Anti-angiogenesis, the inhibition of blood vessel growth in tumors, is a popular avenue of cancer therapeutics - one that has paid off for drugs such as Genentech Inc.'s Avastin, which is approved as first-line combination treatment for patients with metastatic colorectal cancer.

Targeting the vasculature, rather than the tumor itself, has several theoretical advantages. For one thing, each blood vessel supplies a lot of tumor cells. For another, the blood vessel cells divide, and thus mutate more slowly than the tumor cells, which could make resistance less of a problem.

Avastin targets the vascular endothelial growth factor, of VEGF, receptor, and works by inhibiting the growth of new vasculature. An alternative approach is to target the existing vasculature within the tumor.

The trick, of course, is to induce clotting specifically in the tumor vasculature, while avoiding blood clotting in normal vasculature. Luckily, tumor blood vessels are not the most camouflaged of structures; they have a variety of molecular features that distinguish them from normal blood vessels.

In the May 18, 2005, issue of the Journal of the National Cancer Institute, researchers from University Hospital Cologne in Germany and the University of Michigan at Ann Arbor have harnessed one such distinguishing feature to give tumors, and, only tumors, a stroke.

The scientists first constructed a fusion protein consisting of a coagulation-inducing factor, a soluble tissue factor and a vascular cell-adhesion molecule that generally is not expressed by normal blood vessels, though it is expressed in several pathological conditions.

While it is not directly toxic to the blood vessel lining or tumor cells, soluble tissue factor induces blood clotting when it is close to a membrane.

"The idea [behind the fusion protein] is to replace the portion of full-length tissue factor, which integrates in all membranes, with a specific binding agent that brings it in contact with cells/membranes of your choice, thereby inducing coagulation only there," Claudia Gottstein, laboratory head at the University Hospital Cologne, and senior author of the paper, told BioWorld Today via email. She added that "other requirements have to also be met to kick off coagulation. These factors can result in additional selectivity for the tumor, because tumor vessels support coagulation better than normal vessels."
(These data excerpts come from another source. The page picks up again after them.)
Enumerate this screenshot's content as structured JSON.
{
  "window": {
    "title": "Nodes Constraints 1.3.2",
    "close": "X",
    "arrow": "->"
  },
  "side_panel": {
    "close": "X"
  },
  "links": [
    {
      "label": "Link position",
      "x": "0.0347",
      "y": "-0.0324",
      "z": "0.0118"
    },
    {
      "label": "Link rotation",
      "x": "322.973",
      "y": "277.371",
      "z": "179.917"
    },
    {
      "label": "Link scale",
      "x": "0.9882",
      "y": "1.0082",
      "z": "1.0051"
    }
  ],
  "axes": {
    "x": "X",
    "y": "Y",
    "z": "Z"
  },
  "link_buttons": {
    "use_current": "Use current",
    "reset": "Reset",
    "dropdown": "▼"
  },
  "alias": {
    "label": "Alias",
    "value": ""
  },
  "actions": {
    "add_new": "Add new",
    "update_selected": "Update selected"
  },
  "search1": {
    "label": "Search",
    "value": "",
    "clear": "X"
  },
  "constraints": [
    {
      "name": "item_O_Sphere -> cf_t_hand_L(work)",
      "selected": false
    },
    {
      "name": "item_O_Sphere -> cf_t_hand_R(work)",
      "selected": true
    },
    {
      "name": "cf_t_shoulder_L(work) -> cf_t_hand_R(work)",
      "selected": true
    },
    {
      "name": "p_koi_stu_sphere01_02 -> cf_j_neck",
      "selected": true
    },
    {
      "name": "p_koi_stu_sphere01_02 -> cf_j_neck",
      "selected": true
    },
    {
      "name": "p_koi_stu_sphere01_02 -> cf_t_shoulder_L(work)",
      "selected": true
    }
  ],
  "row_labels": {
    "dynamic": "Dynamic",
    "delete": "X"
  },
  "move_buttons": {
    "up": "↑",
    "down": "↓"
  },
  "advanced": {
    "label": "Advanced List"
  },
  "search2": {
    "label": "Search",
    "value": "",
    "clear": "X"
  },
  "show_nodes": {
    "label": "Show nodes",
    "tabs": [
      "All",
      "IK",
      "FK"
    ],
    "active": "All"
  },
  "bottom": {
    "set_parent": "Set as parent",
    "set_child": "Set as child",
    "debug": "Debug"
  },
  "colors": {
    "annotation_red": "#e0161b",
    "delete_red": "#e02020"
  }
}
While a tissue factor and vascular cell-adhesion molecule had been joined before by biochemical means, a fusion protein is a more precise instrument: "Biochemical conjugation is dependent on reactive chemical groups, and in every antibody there is more than one reactive group," Gottstein said. "It is not possible to exactly control how many and which groups undergo the chemical reaction, therefore the end product is a mixture of different, though similar, molecules."

Gottstein and her colleagues first confirmed the specificity and activity of the protein in vitro, and then tested its effects in a series of animal experiments. In short-term experiments, both mouse models of human Hodgkin's lymphoma and small-cell lung cancer had plugged blood vessels after a systemic injection of fusion protein; in Hodgkin's lymphoma mice, an average of 75 percent of the tumor was necrotic three days after the injection, and in small-cell lung cancer mice, an average of 25 percent. In longer-term experiments, repeated injections of fusion protein slowed tumor growth in both models.

In a final series of experiments, Gottstein and her colleagues transplanted mice with both human endothelial cells and human tumor cells; that procedure leads to mice that have a tumor fed by both mouse and human blood vessels. In those experiments, though, the scientists did not see the large areas of necrosis they had seen in the earlier studies - there were fibrin clots in the tumors and three days after treatment, tumors in treated mice had grown less than those in controls.

Gottstein and her group have developed a monoclonal antibody that they hope to use as a targeting agent; they also are investigating whether metastatic tissue expresses vascular cell-adhesion molecules. "We have so far not confirmed the exact mechanism of action; we just know that the treated tumors were significantly smaller," Gottstein said. But even from what she knows already, she said that though the approach is comparatively new, "there is a great potential to destroy solid tumors via vascular occlusion."